Öte yandan, dünya genelinde yer alan en büyük 35 yenilebilir böcek şirketinin14’ü Kuzeybatı Avrupa’da ve 10’u ise ABD’de bulunuyor. Avrupa Birliği (AB) tarafından yapılan düzenlemeler, yabancı türlerin üye ülkelere girişini engelliyor, ancak kaza sonucu salınım durumunda şirketlere yaptırım uygulanmıyor. Benzer şekilde, yaklaşık 100 ülkenin imzasının bulunduğu “Nesli Tükenmekte Olan Bitki ve Hayvan Türlerinin Uluslararası Ticaretine İlişkin Sözleşme” de istilacı türlerin girişini yasaklıyor.

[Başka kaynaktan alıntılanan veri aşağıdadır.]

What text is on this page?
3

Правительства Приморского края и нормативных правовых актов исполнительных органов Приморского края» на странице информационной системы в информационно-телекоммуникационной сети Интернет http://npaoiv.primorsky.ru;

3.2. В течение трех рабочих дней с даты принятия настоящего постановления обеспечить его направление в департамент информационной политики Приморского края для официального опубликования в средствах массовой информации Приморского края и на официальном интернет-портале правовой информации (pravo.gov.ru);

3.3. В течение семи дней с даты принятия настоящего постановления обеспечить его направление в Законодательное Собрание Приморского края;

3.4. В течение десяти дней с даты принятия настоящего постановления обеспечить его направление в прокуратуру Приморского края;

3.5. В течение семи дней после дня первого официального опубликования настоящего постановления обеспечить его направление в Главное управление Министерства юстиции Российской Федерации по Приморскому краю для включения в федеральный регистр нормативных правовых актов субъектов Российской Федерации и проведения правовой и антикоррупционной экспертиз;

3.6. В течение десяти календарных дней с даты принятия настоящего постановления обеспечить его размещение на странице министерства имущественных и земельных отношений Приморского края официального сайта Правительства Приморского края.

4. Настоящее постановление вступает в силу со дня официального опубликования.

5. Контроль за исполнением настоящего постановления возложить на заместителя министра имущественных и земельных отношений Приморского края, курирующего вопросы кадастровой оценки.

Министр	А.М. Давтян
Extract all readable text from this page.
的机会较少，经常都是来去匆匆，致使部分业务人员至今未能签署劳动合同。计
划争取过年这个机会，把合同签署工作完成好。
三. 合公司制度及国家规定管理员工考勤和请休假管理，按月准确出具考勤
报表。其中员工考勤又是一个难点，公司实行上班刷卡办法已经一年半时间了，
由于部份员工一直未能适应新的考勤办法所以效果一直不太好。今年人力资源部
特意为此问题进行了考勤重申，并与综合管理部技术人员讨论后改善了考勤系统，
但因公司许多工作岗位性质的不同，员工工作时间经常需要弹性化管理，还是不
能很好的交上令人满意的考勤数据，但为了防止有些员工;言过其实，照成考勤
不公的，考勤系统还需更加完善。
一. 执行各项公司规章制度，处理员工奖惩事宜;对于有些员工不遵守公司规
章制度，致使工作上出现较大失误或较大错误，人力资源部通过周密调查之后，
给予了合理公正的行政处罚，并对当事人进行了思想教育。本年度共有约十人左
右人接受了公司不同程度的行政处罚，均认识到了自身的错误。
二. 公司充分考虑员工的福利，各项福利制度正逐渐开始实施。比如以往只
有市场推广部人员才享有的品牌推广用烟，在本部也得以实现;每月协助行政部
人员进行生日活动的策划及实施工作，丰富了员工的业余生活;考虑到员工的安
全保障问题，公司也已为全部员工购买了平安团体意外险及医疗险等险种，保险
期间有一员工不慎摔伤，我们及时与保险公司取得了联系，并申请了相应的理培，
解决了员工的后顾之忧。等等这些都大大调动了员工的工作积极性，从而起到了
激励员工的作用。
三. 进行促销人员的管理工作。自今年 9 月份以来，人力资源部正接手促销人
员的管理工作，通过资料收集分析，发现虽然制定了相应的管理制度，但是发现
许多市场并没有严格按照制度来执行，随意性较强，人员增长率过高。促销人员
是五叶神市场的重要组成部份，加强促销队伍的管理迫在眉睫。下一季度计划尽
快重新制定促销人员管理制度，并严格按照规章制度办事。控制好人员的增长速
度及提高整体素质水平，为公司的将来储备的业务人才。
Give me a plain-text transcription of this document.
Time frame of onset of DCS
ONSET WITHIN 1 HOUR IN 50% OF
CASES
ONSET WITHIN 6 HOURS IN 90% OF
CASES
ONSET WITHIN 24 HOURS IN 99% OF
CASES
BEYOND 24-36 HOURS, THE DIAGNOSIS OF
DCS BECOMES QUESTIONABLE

Ancak, araştırmacılar, “Gıda için yetiştirilen türlerin yetiştirilip satılabileceği, esir yetiştirme ve evcil hayvan endüstrisine ilişkin herhangi bir düzenleme bulunmadığını” vurgulayarak durumun neden olduğu tehlikeye karşın politika yapıcılara ve uluslararası örgütlere çağrıda bulundu.